Zudem habe die TDL den Erzieher:innen durchaus genützt: Der letzte Tarifabschluss sei für die Beschäftigten ausgesprochen gut gelaufen, so Evers. "Wir reden ja nicht nur von einer prozentualen Steigerung von 5,5 Prozent ab dem kommenden Jahr, wir reden ja auch von einem Sockelbetrag von 200 Euro, der noch in diesem Jahr greift." Dadurch würden die Gehälter der Erzieher:innen auch in Berlin um mehrere Hundert Euro pro Monat steigen.
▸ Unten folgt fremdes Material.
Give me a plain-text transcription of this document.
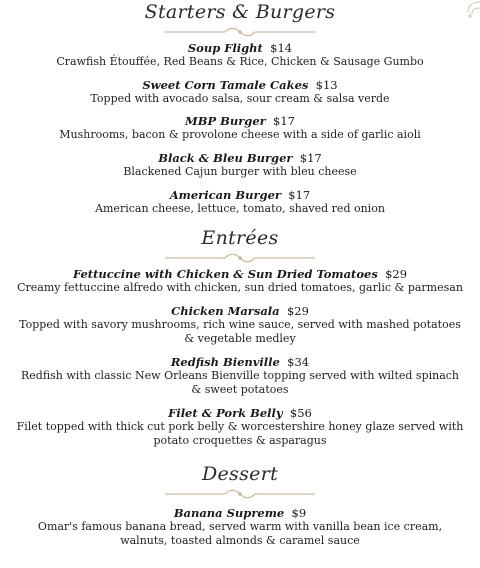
Starters & Burgers
Soup Flight $14
Crawfish Étouffée, Red Beans & Rice, Chicken & Sausage Gumbo
Sweet Corn Tamale Cakes $13
Topped with avocado salsa, sour cream & salsa verde
MBP Burger $17
Mushrooms, bacon & provolone cheese with a side of garlic aioli
Black & Bleu Burger $17
Blackened Cajun burger with bleu cheese
American Burger $17
American cheese, lettuce, tomato, shaved red onion
Entrées
Fettuccine with Chicken & Sun Dried Tomatoes $29
Creamy fettuccine alfredo with chicken, sun dried tomatoes, garlic & parmesan
Chicken Marsala $29
Topped with savory mushrooms, rich wine sauce, served with mashed potatoes
& vegetable medley
Redfish Bienville $34
Redfish with classic New Orleans Bienville topping served with wilted spinach
& sweet potatoes
Filet & Pork Belly $56
Filet topped with thick cut pork belly & worcestershire honey glaze served with
potato croquettes & asparagus
Dessert
Banana Supreme $9
Omar's famous banana bread, served warm with vanilla bean ice cream,
walnuts, toasted almonds & caramel sauce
Zudem stelle die TDL sicher, dass überall das Prinzip "gleicher Lohn für gleiche Arbeit gilt", so Evers weiter. Das heißt übrigens auch: Der Wettstreit zwischen den Bundesländern um die begehrten Kita-Fachkräfte wird nicht auch noch über unterschiedliche Bezahlung geführt, was vor allem finanziell klamme Länder wie Berlin vor noch größere Probleme stellen würde.
Denn am Kernproblem Personalmangel lässt sich weder kurz- noch mittelfristig viel ändern: Es gibt einfach nicht genug Erzieherinnen und Erzieher. Der aktuelle Kindertagesstätten-Entwicklungsplan prognostiziert, dass im Jahr 2027 genau 31.625 Erzieher:innen benötigt werden, rund 2.500 mehr als in diesem Jahr.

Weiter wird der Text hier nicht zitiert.